When Andrew Newburg called the Le Cordon Bleu College of Culinary Arts in Portland, Ore., to seek information, he was feeling pressure to start a new career. It was 2008, and his Florida mortgage business was a casualty of the housing bust. An associate degree in culinary arts from a school in the food-obsessed Pacific Northwest seemed like a portal to a new career.
The tuition was daunting — $41,000 for a 15-month or 21-month program — but he said the admissions recruiter portrayed it as the entrance price to a stable life.
“The recruiter said, ‘The way the economy is, with the recession, you need to have a safe way to be sure you will always have income,’ ” Mr. Newburg said. “ ‘In today’s market, chefs will always have a job, because people will always have to eat.’ ”
According to Mr. Newburg, the recruiter promised the school would help him find a good job, most likely as a line cook, paying as much as $38,000 a year.
Last summer, halfway through his program and already carrying debts of about $10,000, Mr. Newburg was alarmed to see many graduates taking jobs paying as little as $8 an hour washing dishes and busing tables, he said. He dropped out to avoid more debt.
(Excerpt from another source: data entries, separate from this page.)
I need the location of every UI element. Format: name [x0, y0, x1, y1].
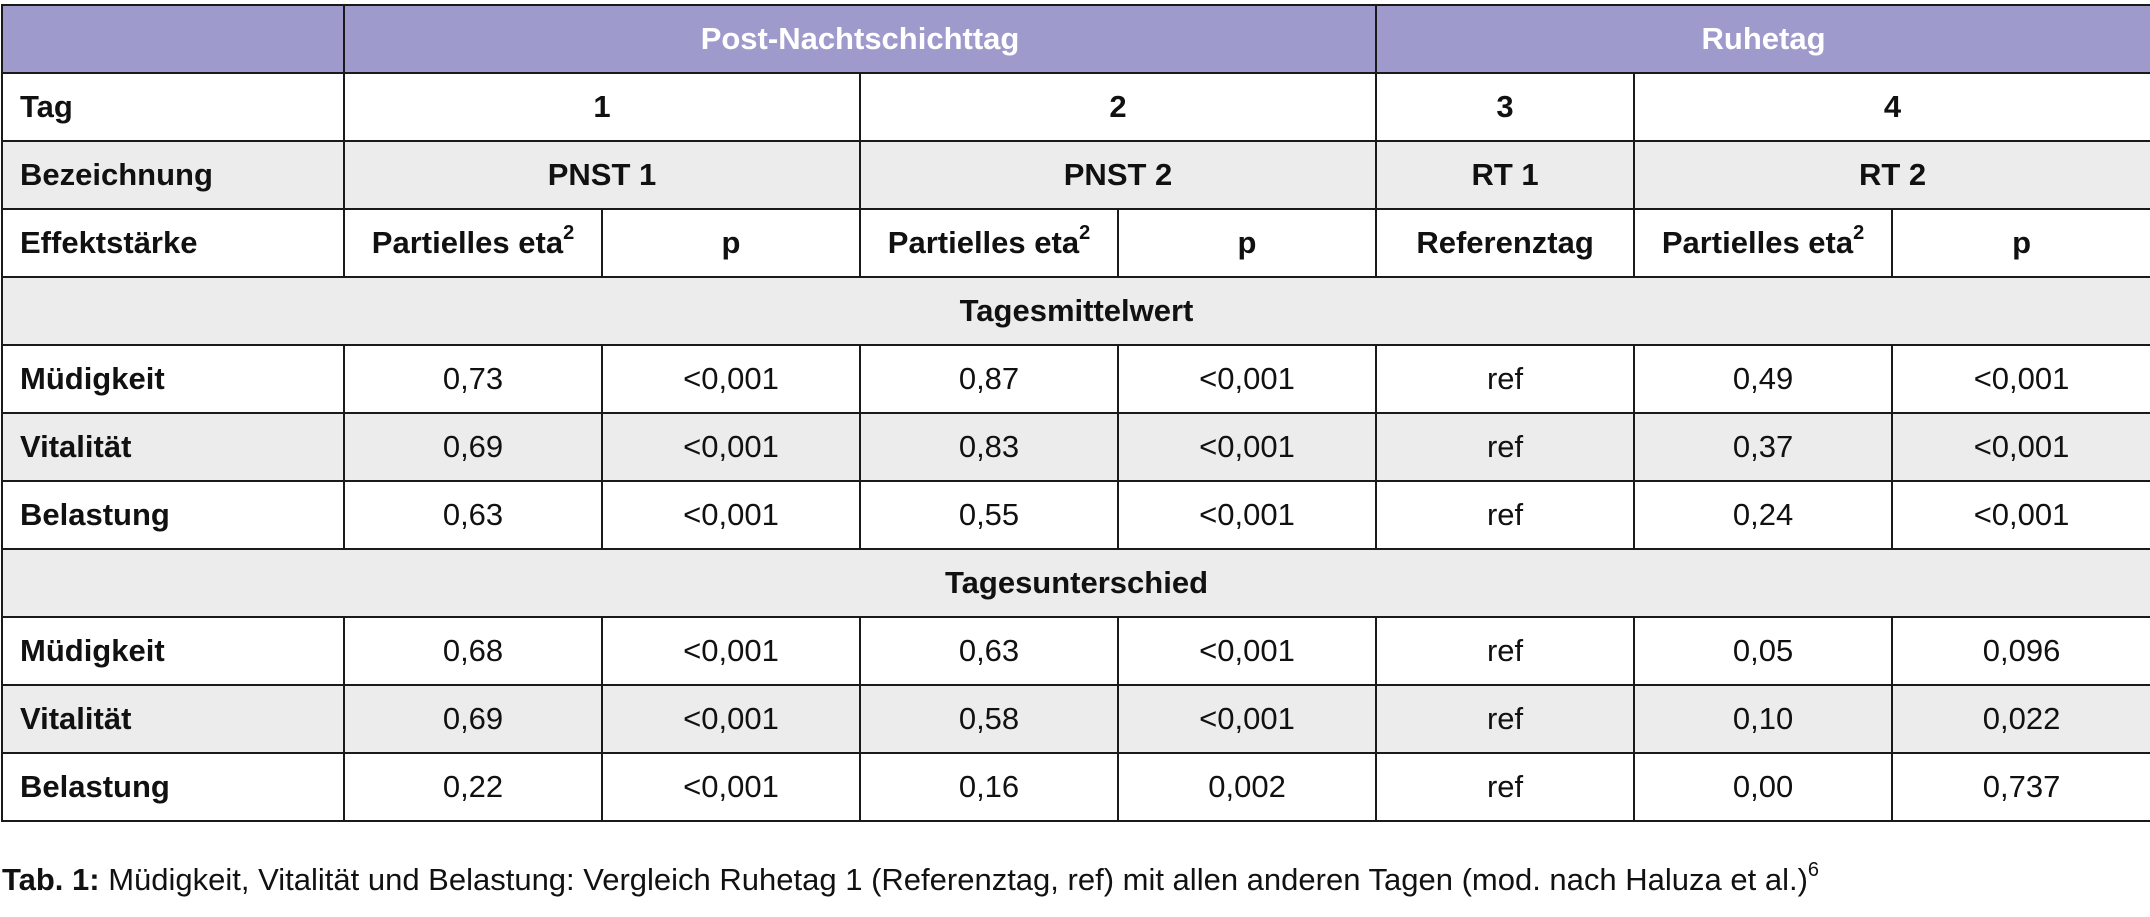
cell: 0,16: [859, 752, 1119, 822]
tag-3: 3: [1375, 72, 1636, 142]
table-row: Belastung 0,63 <0,001 0,55 <0,001 ref 0,…: [1, 480, 2150, 550]
row-label-effektstaerke: Effektstärke: [1, 208, 345, 278]
table-caption: Tab. 1: Müdigkeit, Vitalität und Belastu…: [2, 859, 1820, 898]
cell: <0,001: [1891, 344, 2150, 414]
eta-text: Partielles eta: [371, 225, 564, 260]
cell: 0,49: [1633, 344, 1894, 414]
tag-2: 2: [858, 72, 1378, 142]
cell: <0,001: [601, 684, 861, 754]
cell: <0,001: [1116, 616, 1378, 686]
row-label-bezeichnung: Bezeichnung: [1, 140, 345, 210]
bezeichnung-rt2: RT 2: [1633, 140, 2150, 210]
row-label: Belastung: [1, 480, 345, 550]
row-label: Belastung: [1, 752, 345, 822]
col-header-referenztag: Referenztag: [1375, 208, 1636, 278]
bezeichnung-row: Bezeichnung PNST 1 PNST 2 RT 1 RT 2: [1, 140, 2150, 210]
group-header-post-nachtschichttag: Post-Nachtschichttag: [342, 4, 1378, 74]
cell: 0,69: [343, 684, 603, 754]
group-header-ruhetag: Ruhetag: [1375, 4, 2150, 74]
effektstaerke-row: Effektstärke Partielles eta2 p Partielle…: [1, 208, 2150, 278]
row-label-tag: Tag: [1, 72, 345, 142]
cell: ref: [1375, 684, 1636, 754]
caption-text: Müdigkeit, Vitalität und Belastung: Verg…: [99, 862, 1808, 897]
cell: 0,73: [343, 344, 603, 414]
eta-sup: 2: [563, 222, 575, 244]
section-title: Tagesmittelwert: [0, 276, 2150, 346]
eta-sup: 2: [1079, 222, 1091, 244]
row-label: Müdigkeit: [1, 344, 345, 414]
row-label: Müdigkeit: [1, 616, 345, 686]
tag-4: 4: [1633, 72, 2150, 142]
cell: 0,00: [1633, 752, 1894, 822]
cell: ref: [1375, 412, 1636, 482]
cell: 0,58: [859, 684, 1119, 754]
eta-text: Partielles eta: [887, 225, 1080, 260]
table-row: Müdigkeit 0,73 <0,001 0,87 <0,001 ref 0,…: [1, 344, 2150, 414]
section-title: Tagesunterschied: [0, 548, 2150, 618]
col-header-p-4: p: [1891, 208, 2150, 278]
cell: 0,737: [1891, 752, 2150, 822]
eta-sup: 2: [1853, 222, 1865, 244]
cell: <0,001: [601, 752, 861, 822]
cell: 0,63: [859, 616, 1119, 686]
bezeichnung-pnst2: PNST 2: [858, 140, 1378, 210]
row-label: Vitalität: [1, 684, 345, 754]
cell: ref: [1375, 344, 1636, 414]
cell: 0,63: [343, 480, 603, 550]
col-header-eta-2: Partielles eta2: [859, 208, 1119, 278]
cell: <0,001: [601, 412, 861, 482]
cell: <0,001: [601, 344, 861, 414]
tag-row: Tag 1 2 3 4: [1, 72, 2150, 142]
bezeichnung-rt1: RT 1: [1375, 140, 1636, 210]
results-table: Post-Nachtschichttag Ruhetag Tag 1 2 3 4…: [0, 4, 2150, 822]
cell: 0,096: [1891, 616, 2150, 686]
tag-1: 1: [343, 72, 861, 142]
table-row: Müdigkeit 0,68 <0,001 0,63 <0,001 ref 0,…: [1, 616, 2150, 686]
cell: 0,022: [1891, 684, 2150, 754]
cell: 0,55: [859, 480, 1119, 550]
eta-text: Partielles eta: [1661, 225, 1854, 260]
cell: ref: [1375, 752, 1636, 822]
header-corner: [1, 4, 345, 74]
table-row: Vitalität 0,69 <0,001 0,58 <0,001 ref 0,…: [1, 684, 2150, 754]
cell: <0,001: [601, 616, 861, 686]
cell: <0,001: [601, 480, 861, 550]
cell: 0,69: [343, 412, 603, 482]
cell: 0,22: [343, 752, 603, 822]
cell: 0,37: [1633, 412, 1894, 482]
cell: 0,83: [859, 412, 1119, 482]
cell: 0,05: [1633, 616, 1894, 686]
col-header-eta-1: Partielles eta2: [343, 208, 603, 278]
section-row-tagesmittelwert: Tagesmittelwert: [0, 276, 2150, 346]
section-row-tagesunterschied: Tagesunterschied: [0, 548, 2150, 618]
row-label: Vitalität: [1, 412, 345, 482]
col-header-p-2: p: [1116, 208, 1378, 278]
group-header-row: Post-Nachtschichttag Ruhetag: [1, 4, 2150, 74]
table-row: Belastung 0,22 <0,001 0,16 0,002 ref 0,0…: [1, 752, 2150, 822]
col-header-eta-4: Partielles eta2: [1633, 208, 1894, 278]
cell: 0,10: [1633, 684, 1894, 754]
caption-label: Tab. 1:: [2, 862, 100, 897]
cell: 0,87: [859, 344, 1119, 414]
cell: <0,001: [1891, 412, 2150, 482]
cell: 0,68: [343, 616, 603, 686]
cell: <0,001: [1891, 480, 2150, 550]
cell: <0,001: [1116, 684, 1378, 754]
cell: <0,001: [1116, 480, 1378, 550]
table-row: Vitalität 0,69 <0,001 0,83 <0,001 ref 0,…: [1, 412, 2150, 482]
cell: <0,001: [1116, 412, 1378, 482]
cell: ref: [1375, 480, 1636, 550]
cell: 0,24: [1633, 480, 1894, 550]
col-header-p-1: p: [601, 208, 861, 278]
cell: <0,001: [1116, 344, 1378, 414]
bezeichnung-pnst1: PNST 1: [343, 140, 861, 210]
cell: 0,002: [1116, 752, 1378, 822]
caption-footnote: 6: [1807, 859, 1820, 881]
cell: ref: [1375, 616, 1636, 686]
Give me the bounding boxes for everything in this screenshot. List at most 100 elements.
There is much more in the 3 page article worth reading. Give it a look. Also consider this image from the article.
Leah Nash for The New York Times
Susana Holloway of Le Cordon Bleu’s culinary school in Portland, Ore., where a 15- or 21-month program costs $41,000.
Pray tell what are the odds a fancy restaurant hires someone out of one of these programs? 2%? 1%? .25%?
Many students graduating such programs will get a job washing dishes or flipping burgers. No doubt the culinary schools will call that a successful placement.
Pell Grant Controversy
Wikipedia has this to say about the Pell Grant Controversy.
The primary controversy is that a small set of educational institutions comprising 6% of all college students receives roughly 20% of all Federal Pell grant money. University of Phoenix tops this list with Pell Grant revenue of $656.9 million with second and third place held by Everest Colleges at $256.6 million and Kaplan College at $202.1 million for the 2008-2009 educational year.
This is combined with accusations of predatory loan practices on students by the highest Pell Grant recipient, University of Phoenix . Additionally, some of the universities that are top recipients of Pell Grants have low completion rates, so students leave with no degree and large indebtedness leading some former students to accuse recruiters of being “duplicitous” .
Top recipient University of Phoenix received $3.2 billion in federal moneys of all kinds in 2008, and these federal dollars provided 86% of its revenue (thus, roughly 20% of its revenue came from Pell Grants). University of Phoenix has, among similar online universities, the lowest graduation rate tabulated by OEDB at 4% compared to the median of 37% and a high of 84% for Champlain College
Time To Kill Pell Grant Program
Rather than throwing hard earned taxpayer dollars at programs that invite fraud and make debt zombies out of students, it’s time to kill the program entirely. Instead, Obama wants to expand the fraud, even indexing the fraud to inflation.